De pulpo de Campeche en dos formas: ambos se preparan espantando (sumergiendo) tres veces al octópodo en agua hirviendo con cebolla y laurel. El primero en forma de carpaccio, se congela y se rebana muy delgado, aderezado con una vinagreta de limón amarillo y aceite de oliva, servido con un concassé de jitomate y hojas de hinojo; el segundo, a la parrilla, se unta con un mojo de aceite de oliva y pimentón de La Vera y se cocina en la parrilla, acompañado con papitas cambray cocidas en caldo de verduras y después salteadas con chile de árbol.
De pastas: la primera hecha a mano artesanalmente, llamada al ferretto y elaborada con harina de trigo y semolina (harina más gruesa), usando una aguja de tejer como molde, que produce una pasta hueca e irregular, servida con salsa pomodoro (jitomates frescos, italianos de lata y cherries, ajo, albahaca y pesto) y un poco de queso Grana Padano; fettuccini al nero di sepia, pasta plana preparada con la tinta de calamar, servida con crema de ajo y camarones, salsa de aceite de oliva, crema neutra, vino blanco, peperoncini (pimientos italianos), acompañados con hueva roja de pez o falso caviar y un poco de queso Grana Padano.

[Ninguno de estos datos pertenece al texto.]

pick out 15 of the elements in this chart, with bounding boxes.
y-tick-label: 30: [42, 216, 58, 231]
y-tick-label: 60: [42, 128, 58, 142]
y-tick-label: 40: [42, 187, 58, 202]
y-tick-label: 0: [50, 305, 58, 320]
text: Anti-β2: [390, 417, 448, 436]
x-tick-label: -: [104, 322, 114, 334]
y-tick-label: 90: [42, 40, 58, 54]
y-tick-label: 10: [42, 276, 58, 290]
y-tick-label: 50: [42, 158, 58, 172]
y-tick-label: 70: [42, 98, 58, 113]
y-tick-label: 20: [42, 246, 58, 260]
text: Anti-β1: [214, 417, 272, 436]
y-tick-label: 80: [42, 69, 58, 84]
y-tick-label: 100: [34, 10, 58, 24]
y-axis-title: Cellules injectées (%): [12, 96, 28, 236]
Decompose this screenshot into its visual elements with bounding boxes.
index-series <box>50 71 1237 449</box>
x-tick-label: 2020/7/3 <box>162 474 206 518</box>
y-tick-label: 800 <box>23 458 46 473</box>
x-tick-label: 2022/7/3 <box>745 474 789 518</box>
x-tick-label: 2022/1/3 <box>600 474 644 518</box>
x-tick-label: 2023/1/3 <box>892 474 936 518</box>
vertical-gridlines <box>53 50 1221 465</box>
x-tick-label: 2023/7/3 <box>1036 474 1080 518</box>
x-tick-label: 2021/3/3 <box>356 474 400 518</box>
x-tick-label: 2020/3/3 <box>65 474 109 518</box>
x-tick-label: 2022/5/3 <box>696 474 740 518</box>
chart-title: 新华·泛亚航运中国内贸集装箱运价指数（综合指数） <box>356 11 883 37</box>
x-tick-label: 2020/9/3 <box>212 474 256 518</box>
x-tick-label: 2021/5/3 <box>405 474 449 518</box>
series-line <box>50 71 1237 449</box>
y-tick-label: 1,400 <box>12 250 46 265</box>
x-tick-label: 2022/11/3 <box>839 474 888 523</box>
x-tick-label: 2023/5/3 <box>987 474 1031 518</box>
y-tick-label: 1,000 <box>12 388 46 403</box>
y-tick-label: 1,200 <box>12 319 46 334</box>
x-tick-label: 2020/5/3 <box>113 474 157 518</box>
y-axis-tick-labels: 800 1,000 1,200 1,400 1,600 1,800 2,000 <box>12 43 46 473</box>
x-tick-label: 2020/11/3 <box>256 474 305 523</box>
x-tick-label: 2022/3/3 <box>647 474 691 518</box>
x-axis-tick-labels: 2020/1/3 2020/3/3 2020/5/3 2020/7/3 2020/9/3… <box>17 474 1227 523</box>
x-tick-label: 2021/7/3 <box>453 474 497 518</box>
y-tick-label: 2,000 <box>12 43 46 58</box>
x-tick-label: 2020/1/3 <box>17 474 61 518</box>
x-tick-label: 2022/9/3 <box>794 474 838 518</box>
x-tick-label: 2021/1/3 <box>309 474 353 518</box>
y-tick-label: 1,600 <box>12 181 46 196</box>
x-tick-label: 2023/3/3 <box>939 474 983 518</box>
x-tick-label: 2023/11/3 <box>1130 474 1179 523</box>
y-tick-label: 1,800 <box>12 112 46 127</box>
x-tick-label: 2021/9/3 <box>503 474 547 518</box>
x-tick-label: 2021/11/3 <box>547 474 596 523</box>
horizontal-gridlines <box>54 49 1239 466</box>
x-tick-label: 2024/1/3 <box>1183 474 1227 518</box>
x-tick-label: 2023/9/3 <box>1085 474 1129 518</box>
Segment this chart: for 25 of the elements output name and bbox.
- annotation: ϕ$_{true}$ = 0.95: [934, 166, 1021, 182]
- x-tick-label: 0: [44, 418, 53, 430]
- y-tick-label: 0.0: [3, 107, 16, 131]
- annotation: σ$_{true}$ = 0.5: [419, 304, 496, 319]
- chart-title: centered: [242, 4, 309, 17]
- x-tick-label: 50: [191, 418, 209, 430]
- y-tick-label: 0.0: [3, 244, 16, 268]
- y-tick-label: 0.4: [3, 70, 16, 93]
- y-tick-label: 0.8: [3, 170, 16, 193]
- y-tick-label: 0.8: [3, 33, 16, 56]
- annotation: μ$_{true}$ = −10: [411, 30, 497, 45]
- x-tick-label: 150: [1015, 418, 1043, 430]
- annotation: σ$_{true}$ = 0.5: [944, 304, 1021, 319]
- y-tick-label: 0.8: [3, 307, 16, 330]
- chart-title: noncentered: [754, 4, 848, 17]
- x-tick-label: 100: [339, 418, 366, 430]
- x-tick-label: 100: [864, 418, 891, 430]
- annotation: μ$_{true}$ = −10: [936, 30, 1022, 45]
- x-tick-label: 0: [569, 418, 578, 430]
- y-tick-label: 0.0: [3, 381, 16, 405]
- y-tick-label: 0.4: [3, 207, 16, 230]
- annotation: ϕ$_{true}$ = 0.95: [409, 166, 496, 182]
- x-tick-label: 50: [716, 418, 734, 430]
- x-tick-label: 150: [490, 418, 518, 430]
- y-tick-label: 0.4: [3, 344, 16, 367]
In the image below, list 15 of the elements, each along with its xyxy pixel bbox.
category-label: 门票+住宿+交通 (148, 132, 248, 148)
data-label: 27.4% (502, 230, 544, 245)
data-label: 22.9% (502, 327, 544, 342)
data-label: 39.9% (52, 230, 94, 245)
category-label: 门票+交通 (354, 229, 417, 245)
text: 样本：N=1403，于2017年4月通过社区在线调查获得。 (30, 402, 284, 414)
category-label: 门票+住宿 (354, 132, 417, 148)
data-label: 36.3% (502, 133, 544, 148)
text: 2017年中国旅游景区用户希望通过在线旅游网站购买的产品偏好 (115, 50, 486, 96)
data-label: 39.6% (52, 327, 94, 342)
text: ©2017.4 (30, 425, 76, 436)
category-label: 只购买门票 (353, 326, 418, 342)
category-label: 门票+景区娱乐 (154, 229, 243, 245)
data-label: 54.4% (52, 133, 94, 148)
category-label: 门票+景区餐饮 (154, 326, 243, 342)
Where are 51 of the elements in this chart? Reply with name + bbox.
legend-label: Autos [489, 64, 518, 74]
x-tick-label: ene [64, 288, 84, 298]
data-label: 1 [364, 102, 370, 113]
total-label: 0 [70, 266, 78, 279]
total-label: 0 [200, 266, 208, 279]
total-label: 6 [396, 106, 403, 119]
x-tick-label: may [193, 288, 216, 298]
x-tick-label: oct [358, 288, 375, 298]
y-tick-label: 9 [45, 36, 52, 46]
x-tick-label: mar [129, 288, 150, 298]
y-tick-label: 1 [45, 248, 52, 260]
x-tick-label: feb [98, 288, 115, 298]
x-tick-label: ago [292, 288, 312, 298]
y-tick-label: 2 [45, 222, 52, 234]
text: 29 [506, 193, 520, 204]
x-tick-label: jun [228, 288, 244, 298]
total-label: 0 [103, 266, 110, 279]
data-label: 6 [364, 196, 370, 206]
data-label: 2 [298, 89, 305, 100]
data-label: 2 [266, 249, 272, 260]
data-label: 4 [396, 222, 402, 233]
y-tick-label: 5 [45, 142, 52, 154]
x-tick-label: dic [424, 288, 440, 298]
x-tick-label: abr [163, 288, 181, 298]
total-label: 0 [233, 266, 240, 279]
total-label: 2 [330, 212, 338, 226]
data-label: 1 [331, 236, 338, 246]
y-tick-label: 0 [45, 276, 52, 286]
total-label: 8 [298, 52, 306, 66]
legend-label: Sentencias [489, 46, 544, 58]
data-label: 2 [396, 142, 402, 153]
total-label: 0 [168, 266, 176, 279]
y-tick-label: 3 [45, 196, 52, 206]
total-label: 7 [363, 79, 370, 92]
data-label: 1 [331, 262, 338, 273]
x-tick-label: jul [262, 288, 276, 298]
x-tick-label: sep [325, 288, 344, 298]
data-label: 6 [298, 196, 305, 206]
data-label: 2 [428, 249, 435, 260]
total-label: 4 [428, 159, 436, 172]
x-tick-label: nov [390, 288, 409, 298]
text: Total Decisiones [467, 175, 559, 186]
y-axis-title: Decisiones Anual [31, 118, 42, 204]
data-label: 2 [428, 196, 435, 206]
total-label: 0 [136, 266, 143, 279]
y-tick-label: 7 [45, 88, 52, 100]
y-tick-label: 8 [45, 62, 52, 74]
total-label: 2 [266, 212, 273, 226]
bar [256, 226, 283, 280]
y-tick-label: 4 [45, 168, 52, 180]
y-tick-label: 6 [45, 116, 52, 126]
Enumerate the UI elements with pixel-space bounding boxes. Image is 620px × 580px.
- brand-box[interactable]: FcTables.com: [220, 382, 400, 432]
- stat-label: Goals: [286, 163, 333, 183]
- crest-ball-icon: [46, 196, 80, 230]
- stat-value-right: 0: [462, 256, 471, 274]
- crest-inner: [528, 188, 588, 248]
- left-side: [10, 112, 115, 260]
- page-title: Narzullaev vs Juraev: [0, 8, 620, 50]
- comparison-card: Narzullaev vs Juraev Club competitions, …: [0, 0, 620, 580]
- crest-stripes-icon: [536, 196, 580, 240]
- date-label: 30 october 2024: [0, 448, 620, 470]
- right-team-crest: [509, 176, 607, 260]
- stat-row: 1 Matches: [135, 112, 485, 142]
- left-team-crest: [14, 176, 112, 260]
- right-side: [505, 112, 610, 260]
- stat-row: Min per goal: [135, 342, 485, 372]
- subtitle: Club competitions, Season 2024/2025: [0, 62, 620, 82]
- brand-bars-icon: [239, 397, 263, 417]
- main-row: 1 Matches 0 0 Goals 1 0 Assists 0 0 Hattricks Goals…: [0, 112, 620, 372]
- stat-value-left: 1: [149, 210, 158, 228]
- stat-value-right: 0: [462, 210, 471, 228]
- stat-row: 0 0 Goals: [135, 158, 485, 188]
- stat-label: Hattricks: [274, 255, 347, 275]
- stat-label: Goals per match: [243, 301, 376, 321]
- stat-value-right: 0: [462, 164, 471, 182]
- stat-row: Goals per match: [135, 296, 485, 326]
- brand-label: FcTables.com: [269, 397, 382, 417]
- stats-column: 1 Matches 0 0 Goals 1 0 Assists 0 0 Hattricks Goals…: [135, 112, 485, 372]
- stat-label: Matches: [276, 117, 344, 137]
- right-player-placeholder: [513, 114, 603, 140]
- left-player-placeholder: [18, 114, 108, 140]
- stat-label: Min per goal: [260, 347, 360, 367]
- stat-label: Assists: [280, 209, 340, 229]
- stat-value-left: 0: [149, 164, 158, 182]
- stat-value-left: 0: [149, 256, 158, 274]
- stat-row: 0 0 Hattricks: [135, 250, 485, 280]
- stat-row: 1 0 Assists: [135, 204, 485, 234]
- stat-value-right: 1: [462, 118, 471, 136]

De cortes de carne, dos tipos: el primero, la entraña, proveniente del diafragma, pegada a las costillas (skirt steak, en inglés), calidad Angus Choice, un poco más dura, pero con mucho sabor; el segundo, caña de filete o rib-eye, de ranchos de Monterrey, N.L., atemperada por unos 20 minutos; ambas se barnizan con grasa de carne asentada y se cocinan a las brasas de carbón de mesquite, acompañadas con cebollas confitadas y chiles serranos toreados.
De postre: el alfajor hecho en casa con harina de trigo, huevos, naranja y cocoa, relleno de dulce de leche y cubierto con chocolate blanco nacional Turín.
La bebida durante toda la comida fue vino tinto La Bocha 2009, creación especial del reconocido enólogo mexicano Hugo DAcosta, de uvas Cabernet Sauvignon y Zinfandel, fresco en boca.